Support for Mental Health
The last but not least benefit of using a sauna is support for mental health. The sauna is a place of relaxation and rest, which allows you to disconnect from everyday problems for a moment. The high temperatures help to relax the muscles and reduce tension, which can bring relief in stress and anxiety.
Studies confirm that regular sauna use can help manage stress and improve mood. For example, a study conducted by the University of Eastern Finland showed that men who regularly use the sauna had significantly lower rates of depression and anxiety.
The sauna can contribute to improving sleep quality, which is extremely important for the overall state of health and well-being.

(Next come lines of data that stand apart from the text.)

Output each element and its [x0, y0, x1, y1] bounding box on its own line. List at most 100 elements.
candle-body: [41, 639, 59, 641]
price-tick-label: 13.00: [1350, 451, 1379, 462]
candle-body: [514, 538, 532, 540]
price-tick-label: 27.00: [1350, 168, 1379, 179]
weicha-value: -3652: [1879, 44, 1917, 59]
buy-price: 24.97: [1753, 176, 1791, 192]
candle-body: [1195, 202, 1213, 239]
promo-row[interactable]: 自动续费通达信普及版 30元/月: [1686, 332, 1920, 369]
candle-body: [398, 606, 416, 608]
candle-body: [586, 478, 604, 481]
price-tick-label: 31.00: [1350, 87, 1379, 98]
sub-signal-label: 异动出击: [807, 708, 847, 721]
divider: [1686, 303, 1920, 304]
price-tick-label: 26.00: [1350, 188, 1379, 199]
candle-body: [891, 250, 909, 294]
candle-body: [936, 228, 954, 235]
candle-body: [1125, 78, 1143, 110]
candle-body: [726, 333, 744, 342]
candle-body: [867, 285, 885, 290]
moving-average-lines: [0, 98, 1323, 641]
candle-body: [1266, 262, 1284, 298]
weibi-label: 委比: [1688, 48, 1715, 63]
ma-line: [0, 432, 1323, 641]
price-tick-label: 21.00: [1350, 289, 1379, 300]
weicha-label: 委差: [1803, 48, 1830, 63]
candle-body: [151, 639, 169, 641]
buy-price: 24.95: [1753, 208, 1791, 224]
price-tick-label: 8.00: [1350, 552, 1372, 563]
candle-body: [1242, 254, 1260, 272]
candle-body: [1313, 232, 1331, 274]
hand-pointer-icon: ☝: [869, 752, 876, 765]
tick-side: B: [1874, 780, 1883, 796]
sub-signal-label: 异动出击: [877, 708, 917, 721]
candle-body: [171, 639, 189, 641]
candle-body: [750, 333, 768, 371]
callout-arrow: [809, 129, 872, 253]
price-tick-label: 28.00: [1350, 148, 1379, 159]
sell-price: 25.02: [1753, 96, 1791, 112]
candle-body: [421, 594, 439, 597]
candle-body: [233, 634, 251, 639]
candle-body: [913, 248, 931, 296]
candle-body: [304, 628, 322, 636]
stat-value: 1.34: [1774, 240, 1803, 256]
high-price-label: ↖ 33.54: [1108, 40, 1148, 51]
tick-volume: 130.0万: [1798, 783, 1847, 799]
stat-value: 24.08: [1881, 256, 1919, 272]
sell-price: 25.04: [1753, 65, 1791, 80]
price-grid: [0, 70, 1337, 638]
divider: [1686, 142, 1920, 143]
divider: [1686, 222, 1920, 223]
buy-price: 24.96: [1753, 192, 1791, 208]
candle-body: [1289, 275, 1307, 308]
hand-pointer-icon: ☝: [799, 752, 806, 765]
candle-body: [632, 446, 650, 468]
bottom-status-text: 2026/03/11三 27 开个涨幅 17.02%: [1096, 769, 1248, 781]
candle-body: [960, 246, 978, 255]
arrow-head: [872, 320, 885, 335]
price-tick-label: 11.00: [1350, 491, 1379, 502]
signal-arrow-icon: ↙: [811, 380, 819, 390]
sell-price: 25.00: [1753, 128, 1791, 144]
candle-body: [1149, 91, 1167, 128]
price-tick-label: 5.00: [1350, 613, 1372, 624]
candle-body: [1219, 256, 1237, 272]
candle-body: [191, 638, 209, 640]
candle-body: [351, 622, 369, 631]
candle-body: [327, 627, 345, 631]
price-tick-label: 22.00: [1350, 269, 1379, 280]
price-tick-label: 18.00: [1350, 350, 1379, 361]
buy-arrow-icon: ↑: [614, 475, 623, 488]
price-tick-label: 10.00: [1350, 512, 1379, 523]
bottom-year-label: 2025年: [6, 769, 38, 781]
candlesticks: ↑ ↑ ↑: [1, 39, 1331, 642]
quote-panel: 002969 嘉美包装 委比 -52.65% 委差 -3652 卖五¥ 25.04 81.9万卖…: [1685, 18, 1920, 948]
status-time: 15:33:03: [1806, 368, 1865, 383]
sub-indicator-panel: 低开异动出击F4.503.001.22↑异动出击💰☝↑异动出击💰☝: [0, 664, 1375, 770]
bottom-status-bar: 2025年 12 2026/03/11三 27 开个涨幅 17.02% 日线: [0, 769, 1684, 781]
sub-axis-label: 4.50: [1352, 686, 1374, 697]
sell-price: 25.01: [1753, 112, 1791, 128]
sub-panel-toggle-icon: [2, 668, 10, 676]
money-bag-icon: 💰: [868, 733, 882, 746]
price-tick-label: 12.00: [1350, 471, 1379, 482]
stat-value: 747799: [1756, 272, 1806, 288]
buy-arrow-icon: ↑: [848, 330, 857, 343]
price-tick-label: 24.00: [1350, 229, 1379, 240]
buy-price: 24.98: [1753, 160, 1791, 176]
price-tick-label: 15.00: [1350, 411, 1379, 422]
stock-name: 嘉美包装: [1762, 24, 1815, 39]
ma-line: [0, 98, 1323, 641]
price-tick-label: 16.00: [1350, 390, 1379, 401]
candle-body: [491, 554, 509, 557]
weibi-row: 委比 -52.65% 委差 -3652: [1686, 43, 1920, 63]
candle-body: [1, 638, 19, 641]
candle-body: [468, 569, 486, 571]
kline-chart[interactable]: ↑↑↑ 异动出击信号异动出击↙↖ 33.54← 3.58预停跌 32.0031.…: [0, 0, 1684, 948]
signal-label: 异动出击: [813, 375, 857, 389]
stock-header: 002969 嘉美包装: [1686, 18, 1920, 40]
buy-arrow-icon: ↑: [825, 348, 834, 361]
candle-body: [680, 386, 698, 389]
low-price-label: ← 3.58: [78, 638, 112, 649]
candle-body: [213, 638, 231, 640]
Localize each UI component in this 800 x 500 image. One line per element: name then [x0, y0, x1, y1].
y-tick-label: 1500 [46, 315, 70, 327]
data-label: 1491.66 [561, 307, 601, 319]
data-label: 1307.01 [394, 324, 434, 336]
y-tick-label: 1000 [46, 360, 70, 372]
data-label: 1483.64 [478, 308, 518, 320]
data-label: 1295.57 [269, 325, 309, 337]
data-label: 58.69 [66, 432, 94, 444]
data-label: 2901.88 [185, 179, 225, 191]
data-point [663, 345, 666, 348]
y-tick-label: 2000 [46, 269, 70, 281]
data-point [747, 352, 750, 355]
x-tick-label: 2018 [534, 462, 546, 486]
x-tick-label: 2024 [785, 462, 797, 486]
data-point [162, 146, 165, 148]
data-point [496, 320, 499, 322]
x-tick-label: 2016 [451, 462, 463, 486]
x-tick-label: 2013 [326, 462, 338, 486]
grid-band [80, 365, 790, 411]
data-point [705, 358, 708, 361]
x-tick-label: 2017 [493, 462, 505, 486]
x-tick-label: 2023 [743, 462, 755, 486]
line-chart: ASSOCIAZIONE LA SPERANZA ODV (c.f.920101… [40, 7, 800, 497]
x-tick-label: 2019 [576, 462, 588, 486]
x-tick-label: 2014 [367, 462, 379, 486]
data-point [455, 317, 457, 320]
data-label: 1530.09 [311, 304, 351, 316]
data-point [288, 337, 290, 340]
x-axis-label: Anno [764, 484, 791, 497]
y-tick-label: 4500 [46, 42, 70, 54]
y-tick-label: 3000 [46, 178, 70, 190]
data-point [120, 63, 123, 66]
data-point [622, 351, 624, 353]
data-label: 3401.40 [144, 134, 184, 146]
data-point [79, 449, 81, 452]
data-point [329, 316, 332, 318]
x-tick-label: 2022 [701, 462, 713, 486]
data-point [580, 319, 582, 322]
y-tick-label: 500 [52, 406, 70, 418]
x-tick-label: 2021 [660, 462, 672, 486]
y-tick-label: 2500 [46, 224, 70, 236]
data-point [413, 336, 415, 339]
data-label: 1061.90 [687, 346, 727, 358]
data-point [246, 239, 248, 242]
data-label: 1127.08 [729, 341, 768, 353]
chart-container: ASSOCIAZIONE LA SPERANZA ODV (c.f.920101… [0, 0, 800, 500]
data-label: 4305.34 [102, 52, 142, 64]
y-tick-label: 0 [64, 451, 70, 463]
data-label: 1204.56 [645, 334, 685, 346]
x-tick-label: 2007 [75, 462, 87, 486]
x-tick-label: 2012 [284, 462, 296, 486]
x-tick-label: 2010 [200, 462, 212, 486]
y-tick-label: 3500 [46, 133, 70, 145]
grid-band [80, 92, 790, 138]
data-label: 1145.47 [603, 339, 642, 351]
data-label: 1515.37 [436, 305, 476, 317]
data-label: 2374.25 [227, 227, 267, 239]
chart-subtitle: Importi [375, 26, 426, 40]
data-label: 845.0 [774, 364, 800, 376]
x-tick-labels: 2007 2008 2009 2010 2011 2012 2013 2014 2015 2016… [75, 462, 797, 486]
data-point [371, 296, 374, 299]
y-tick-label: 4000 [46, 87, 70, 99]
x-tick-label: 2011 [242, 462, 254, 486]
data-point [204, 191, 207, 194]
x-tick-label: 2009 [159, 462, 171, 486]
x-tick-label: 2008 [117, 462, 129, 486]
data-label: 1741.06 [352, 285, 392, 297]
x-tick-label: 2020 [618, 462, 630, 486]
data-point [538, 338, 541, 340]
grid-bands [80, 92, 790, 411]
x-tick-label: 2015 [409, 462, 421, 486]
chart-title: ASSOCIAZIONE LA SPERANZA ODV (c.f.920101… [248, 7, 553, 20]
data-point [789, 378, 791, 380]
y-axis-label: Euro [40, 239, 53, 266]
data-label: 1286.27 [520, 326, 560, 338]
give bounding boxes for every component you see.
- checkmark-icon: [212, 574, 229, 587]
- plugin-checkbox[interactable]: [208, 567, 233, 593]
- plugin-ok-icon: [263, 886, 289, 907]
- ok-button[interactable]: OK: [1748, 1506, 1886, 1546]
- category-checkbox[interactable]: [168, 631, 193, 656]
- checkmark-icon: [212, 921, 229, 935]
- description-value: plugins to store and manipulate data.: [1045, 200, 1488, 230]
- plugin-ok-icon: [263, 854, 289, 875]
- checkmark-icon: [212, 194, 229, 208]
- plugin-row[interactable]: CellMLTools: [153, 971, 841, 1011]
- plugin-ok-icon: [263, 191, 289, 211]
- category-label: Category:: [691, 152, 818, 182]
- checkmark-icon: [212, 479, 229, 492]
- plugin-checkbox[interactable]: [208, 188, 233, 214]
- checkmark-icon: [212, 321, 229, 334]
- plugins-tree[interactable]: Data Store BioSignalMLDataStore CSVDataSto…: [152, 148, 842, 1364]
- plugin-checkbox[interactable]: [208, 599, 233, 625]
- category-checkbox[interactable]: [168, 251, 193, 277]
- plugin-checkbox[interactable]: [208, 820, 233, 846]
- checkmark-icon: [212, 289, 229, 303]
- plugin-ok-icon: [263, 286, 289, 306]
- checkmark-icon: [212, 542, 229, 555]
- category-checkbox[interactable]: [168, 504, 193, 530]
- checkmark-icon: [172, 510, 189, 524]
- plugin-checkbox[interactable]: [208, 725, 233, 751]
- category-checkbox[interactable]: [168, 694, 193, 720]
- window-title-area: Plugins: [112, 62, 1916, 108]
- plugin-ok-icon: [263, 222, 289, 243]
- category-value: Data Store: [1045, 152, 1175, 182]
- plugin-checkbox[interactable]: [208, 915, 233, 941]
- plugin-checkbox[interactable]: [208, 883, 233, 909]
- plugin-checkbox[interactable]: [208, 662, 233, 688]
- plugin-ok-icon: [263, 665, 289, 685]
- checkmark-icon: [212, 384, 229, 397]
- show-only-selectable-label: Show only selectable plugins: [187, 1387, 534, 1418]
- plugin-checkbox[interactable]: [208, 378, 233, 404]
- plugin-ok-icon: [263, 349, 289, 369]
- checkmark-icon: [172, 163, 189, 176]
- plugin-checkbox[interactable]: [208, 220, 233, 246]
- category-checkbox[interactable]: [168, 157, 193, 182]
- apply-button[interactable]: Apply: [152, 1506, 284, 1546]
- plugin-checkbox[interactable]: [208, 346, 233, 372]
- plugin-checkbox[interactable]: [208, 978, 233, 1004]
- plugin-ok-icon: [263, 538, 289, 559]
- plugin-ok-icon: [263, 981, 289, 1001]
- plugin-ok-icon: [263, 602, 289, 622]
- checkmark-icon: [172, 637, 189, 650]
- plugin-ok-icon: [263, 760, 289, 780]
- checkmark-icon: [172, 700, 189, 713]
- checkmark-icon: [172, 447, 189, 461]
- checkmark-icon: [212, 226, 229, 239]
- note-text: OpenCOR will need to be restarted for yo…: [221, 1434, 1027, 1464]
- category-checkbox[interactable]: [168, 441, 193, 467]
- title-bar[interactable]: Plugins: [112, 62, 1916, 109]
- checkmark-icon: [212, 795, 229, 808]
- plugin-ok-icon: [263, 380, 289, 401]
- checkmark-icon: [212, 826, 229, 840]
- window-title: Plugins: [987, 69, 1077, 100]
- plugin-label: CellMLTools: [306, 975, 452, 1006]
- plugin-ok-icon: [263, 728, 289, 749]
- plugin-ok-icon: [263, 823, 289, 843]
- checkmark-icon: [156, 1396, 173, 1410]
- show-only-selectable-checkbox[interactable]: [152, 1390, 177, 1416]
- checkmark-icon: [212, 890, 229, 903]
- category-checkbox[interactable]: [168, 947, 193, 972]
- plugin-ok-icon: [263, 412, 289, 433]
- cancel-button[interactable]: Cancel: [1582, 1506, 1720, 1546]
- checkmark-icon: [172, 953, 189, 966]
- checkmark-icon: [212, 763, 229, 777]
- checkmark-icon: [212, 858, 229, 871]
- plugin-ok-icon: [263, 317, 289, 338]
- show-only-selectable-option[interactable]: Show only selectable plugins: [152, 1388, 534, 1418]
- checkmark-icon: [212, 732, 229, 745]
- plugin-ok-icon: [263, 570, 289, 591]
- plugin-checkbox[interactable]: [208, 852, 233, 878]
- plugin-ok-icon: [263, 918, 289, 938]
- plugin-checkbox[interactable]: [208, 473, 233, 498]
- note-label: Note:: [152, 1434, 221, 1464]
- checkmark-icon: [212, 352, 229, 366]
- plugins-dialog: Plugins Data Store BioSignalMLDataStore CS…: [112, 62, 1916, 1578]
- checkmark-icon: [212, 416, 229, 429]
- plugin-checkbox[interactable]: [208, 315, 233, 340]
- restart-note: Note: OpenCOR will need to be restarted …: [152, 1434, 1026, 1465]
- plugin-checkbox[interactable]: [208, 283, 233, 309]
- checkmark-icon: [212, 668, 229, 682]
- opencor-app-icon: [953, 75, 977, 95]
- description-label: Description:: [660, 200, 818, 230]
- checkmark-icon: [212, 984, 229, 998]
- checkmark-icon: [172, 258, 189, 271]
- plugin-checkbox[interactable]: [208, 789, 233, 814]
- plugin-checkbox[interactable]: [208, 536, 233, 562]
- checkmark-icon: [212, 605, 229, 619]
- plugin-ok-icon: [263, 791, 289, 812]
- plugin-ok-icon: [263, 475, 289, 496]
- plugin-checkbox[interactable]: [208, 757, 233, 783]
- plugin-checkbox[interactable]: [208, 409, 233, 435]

It appears that regular sauna use helps regulate the circadian rhythm, leading to deeper and more restorative sleep. Studies suggest that the heat of the sauna helps increase the production of endorphins, which are the body’s natural “painkillers”, and also can promote relaxation and facilitate falling asleep.
However, it’s important to avoid using a sauna directly before sleep as the elevated body temperature can make falling asleep more difficult. It’s recommended to use the sauna a few hours before sleep.
How often do I use the sauna?
Is the sauna safe for older people?
Can I use the sauna if I am ill?
Does using a sauna help you relax?
Safety and Contraindications
Sauna use is safe for most people, but there are certain conditions and situations that require extra caution. People with heart disease, high blood pressure, kidney failure, or other serious health conditions should consult a doctor before using a sauna, as the intense heat and temperature spikes can put additional strain on the body.
Pregnant women should also avoid saunas, especially during the first trimester, when there is an increased risk of hyperthermia, which can affect fetal development.
People who have recently consumed alcohol should also avoid saunas. Alcohol dilates blood vessels, which increases the risk of dehydration and a drop in blood pressure, which can lead to unconsciousness in the hot sauna environment.
For those who have never used a sauna before, a gradual introduction to the sauna routine is recommended, starting with shorter sessions and less intense heat, so that the body can adapt to the new conditions.
The sauna is not only a place to relax, but also a real oasis of health. Regular sauna use can provide many health benefits, such as improving blood circulation, supporting the immune system, aiding weight loss, improving skin health and supporting mental health.
We encourage you to use the sauna, following the safety recommendations. Remember that everyone’s body is different, so listen to your body and adjust the time and frequency of sauna use to suit your individual needs.